Илья Моисеевич не просто и занудно произносил перед школярами свой напыщенный монолог, видно было что он просто, невероятно как, обожал выступать перед публикой. При этом он совершенно не мог стоять спокойно. Он весь был в движении, словно на шарнирах. При этом постоянно раскачивался с пятки на носок, эксцентрично жестикулируя руками. Но настоящим удовольствием было наблюдать за его живой мимикой. Чувствовалось, что он и сам от себя получает нескончаемое удовольствие. О себе он говорил исключительно в третьем лице и только в хвастливо хвалебных тонах.
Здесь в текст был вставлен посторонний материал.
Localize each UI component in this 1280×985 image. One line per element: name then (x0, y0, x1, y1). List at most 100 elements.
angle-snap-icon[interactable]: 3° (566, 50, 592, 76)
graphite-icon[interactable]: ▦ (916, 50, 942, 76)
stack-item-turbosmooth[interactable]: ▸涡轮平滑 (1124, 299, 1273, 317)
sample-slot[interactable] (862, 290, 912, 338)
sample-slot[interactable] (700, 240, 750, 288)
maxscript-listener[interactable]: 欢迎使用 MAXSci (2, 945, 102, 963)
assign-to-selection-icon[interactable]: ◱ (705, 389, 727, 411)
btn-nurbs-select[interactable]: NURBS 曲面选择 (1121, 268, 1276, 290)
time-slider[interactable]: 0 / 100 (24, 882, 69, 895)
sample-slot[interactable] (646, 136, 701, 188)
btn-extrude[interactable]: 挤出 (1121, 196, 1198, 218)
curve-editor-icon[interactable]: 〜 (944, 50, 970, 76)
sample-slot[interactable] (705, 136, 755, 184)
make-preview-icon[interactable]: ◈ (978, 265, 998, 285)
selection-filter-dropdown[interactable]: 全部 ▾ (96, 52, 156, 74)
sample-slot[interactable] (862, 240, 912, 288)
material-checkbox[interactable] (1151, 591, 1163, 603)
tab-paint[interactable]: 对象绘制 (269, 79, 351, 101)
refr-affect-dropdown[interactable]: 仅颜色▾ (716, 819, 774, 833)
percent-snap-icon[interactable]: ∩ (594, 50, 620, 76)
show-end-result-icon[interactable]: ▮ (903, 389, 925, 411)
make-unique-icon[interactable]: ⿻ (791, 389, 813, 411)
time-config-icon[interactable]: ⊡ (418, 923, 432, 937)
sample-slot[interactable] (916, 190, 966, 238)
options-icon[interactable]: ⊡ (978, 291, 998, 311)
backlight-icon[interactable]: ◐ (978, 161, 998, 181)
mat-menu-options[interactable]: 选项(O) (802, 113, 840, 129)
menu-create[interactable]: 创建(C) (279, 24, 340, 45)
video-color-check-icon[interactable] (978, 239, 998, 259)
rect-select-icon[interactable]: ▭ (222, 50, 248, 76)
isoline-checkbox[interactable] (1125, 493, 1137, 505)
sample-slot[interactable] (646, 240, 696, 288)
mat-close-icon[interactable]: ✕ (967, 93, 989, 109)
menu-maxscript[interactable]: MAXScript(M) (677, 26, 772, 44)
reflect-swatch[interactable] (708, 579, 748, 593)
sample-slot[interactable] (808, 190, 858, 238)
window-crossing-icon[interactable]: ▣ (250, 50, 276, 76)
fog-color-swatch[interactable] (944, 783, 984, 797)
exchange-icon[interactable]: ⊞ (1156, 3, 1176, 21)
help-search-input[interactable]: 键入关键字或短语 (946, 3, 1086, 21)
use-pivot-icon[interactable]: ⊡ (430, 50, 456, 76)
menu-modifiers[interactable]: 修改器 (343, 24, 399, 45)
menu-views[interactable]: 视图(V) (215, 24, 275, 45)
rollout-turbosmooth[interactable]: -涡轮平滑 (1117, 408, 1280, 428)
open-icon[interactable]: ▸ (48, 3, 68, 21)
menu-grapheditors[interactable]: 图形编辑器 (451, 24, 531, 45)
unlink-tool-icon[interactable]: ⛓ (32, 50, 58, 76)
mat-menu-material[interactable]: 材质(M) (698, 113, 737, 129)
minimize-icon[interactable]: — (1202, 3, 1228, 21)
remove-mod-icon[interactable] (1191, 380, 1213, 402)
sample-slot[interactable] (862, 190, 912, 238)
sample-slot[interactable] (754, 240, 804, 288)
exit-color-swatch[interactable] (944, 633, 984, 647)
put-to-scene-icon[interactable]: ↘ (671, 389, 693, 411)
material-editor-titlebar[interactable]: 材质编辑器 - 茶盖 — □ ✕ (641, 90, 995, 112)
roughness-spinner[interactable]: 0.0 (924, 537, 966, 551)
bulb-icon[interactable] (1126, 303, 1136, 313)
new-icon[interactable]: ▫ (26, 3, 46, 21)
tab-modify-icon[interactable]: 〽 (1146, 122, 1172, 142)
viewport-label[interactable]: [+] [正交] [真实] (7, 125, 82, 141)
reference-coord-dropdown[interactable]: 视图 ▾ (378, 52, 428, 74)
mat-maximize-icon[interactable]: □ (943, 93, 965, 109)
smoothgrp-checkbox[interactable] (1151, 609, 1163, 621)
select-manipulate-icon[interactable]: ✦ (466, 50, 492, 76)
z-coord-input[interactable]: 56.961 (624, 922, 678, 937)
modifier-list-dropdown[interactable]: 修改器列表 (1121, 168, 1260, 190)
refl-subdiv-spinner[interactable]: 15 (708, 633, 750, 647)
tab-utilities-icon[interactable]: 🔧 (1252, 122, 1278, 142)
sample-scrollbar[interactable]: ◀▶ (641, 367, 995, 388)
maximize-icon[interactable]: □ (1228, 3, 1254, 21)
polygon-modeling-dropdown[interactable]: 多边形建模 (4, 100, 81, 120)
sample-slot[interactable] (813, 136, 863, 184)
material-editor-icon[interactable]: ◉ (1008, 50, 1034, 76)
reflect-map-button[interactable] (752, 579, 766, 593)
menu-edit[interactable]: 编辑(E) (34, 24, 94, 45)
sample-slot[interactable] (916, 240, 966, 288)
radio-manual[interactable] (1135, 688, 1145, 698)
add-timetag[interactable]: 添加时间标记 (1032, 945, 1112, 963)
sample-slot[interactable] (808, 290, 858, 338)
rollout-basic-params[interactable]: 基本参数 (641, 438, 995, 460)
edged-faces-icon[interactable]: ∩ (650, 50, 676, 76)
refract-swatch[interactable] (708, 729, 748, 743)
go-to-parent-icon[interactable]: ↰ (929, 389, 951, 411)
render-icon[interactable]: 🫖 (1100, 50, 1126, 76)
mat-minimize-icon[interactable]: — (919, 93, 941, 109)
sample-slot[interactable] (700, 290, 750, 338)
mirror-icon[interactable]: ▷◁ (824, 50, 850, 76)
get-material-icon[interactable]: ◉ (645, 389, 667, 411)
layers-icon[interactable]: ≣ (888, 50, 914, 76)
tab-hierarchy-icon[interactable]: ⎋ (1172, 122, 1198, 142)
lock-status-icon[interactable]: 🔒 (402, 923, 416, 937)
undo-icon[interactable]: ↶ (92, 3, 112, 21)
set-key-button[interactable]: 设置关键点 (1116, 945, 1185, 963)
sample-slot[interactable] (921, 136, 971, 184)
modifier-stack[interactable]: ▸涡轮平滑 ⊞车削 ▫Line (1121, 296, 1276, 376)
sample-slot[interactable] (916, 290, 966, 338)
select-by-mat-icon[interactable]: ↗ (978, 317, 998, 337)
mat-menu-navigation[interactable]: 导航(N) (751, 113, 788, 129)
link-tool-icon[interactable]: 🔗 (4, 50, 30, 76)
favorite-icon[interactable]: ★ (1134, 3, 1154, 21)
– Илья Моисеевич знает, что говорит. Илья Моисеевич инженер-конструктор от Бога. Не ценят Илью Моисеевича, а он настоящий гений и большой учёный. Ему бы читать лекции студентам в известных университетах не то, что страны – мира, а он вынужден прозябать тут и выступать перед неблагодарными школярами. Вся страна учится по моим учебникам, – при этом он доставал из своего бездонного портфеля, одну за одной, внушительных размеров книги и демонстрировал всем свою фамилию на обложках.

– Только я могу научить вас правильно и грамотно чертить. Вы все, благодаря мне, к окончанию школы станете настоящими инженерами-конструкторами. При поступлении в технические ВУЗ (ы), вас будут принимать вне конкурса, как только узнают, что вы были учениками самого Ильи Моисеевича. Считайте, что вам в жизни невероятно повезло.

Первое время ученики, слушая его, потешались неимоверно как. Настолько это было не просто нелепо, а неимоверно комично. Он напоминал им Чарли Чаплина и Карандаша одновременно. А со временем школяры изучили все его слабости и всегда этим успешно пользовались.

Для того, чтобы изменить тему урока или просто повеселиться, его достаточно было чуть подзадорить, лишь слегка напоминая о его необычайной значимости. И он тут же заводился с пол оборота и начинал в который раз перечислять все свои заслуги и достоинства. А едва запал его начинал гаснуть, кто-нибудь подкидывал ему очередную затравку и всё начиналось сначала.

– А вот Эльвира Сергеевна говорит, что черчению уделяется слишком уж большое внимание, – подбрасывал кто-то.

– А это кто? – настораживался он.

– Это наша классная.

– Да? И что же она преподаёт?

– Биологию.

– Что-о-о? – с презрительным удивлением вопрошал он и брови снова крыльями взмывали вверх. – Жабы, что ли? Тьфу-у-у!

Класс взрывался дружным хохотом, а он, видя, что определение его пришлось ко двору, самодовольно потирал руки и феерично раскачиваясь с каблука на носок, победоносно озирал аудиторию.

А ученики, сами того не сознавая, порой обходились с ним довольно жестоко. Как-то в класс во время урока заглянула Эльвира Сергеевна, чтобы сделать какое-то объявление, а он, увлечённый процессом, этого не заметил. Он рассказывал что-то важное о необходимости черчения во всех сферах человеческой деятельности, и Эльвира Сергеевна терпеливо ожидала момента, когда можно будет заявить о себе и цели своего прихода.

– А вот Эльвира Сергеевна говорит…, – неожиданно перебил его кто-то из оболтусов.